Semen Analysis and Post Vasectomy Diagnostic using a Smartphone?

An article from March 22 2017 Science Translational Medicine authored by Manoj Kumar Kanakasabapathy1 et al reports on the development of a combination of smartphone software combined with additional, relatively inexpensive hardware, that can be used to perform a portion of a semen analysis (at home).  

Standard semen analysis includes an assessment of sperm concentration, motility (percentage of sperm moving and quality with which they move) and morphology (shape of the sperm).   The new device/software is able to perform an assessment of concentration and motility of the sperm with over a 95% accuracy in terms of whether the specimen does or does not fulfill WHO criteria for a normal specimen (based on only concentration and motility).

The illustration above is taken directly from the publication. http://stm.sciencemag.org/content/9/382/eaai7863/tab-figures-data

As shown in the attached illustration,  the specimen is loaded into a chamber which uses capillary action to pull it in.  The chamber with specimen is then placed into a plastic cradle which holds it in position.  A smart phone is then placed in the same cradle positioning its camera over the specimen.    The cradle also has an optical attachment to modify the ability of the smartphone to “see” the sperm as well as an LED light source, a battery and a microchip.  The components were reported to cost less than $10. 

Dr.

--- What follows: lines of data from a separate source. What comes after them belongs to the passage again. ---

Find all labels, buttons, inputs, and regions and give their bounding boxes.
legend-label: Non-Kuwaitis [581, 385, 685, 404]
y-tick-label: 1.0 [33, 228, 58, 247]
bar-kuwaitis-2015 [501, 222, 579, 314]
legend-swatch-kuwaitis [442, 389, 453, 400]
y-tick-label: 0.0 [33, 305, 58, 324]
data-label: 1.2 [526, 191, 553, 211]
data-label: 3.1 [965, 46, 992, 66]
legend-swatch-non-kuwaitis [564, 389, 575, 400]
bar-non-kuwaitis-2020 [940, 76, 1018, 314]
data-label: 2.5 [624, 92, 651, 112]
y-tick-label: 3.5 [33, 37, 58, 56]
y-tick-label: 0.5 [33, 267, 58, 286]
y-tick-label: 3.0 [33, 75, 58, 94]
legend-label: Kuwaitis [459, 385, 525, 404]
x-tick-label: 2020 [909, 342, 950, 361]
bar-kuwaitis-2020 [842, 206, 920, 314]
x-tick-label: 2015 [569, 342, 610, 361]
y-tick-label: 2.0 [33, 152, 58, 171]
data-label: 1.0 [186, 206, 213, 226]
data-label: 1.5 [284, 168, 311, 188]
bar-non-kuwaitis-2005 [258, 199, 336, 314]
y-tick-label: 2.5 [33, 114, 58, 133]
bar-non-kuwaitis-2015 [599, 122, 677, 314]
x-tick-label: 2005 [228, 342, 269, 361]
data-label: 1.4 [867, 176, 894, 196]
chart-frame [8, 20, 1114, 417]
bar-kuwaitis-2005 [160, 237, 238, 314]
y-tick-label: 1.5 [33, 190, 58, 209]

Seaman’s comments/concerns:

  1. With respect to post vasectomy semen analysis,  there does not seem to be a cost savings as reimbursement for the test averages around $10-$20 as it is.   The number of samples with <=100,000 sperm/ml actually tested according to the article also appears low.   Still, if the test is better validated, and if the user is comfortable with a “small” chance of error, this could become a viable application.
  2. With respect to routine semen analysis, concerns include: no assessment of sperm morphology and some intrinsic error rate.  In fact the data show results to be less accurate with higher sperm density.  Motility is also performed in a manner similar to computerized assisted semen analysis (CASA)  while the majority of clinics use a manual assessment.   Still, if this is a tool that would motivate or enable potential patients with a problem to come in to be evaluated, then I think this could be a very powerful tool.
  3. Comparison with other take home tests shows this likely is (will be)  superior.  Current home tests include are FertilMARQ and SpermCheck, which use an assay to detect certain sperm-specific proteins.   Trak,  which was recently released, uses a mini-centrifuge centrifugal force to estimate sperm concentration and  has a similar accuracy for determining normal sperm concentration defined as greater than or equal to 15 million sperm/ml. However, none of these tests measure sperm motility.
  4. Kudos to the authors for this impressive adaptation of cell phone technology to the medical space.  Can’t wait to see what else they come up with.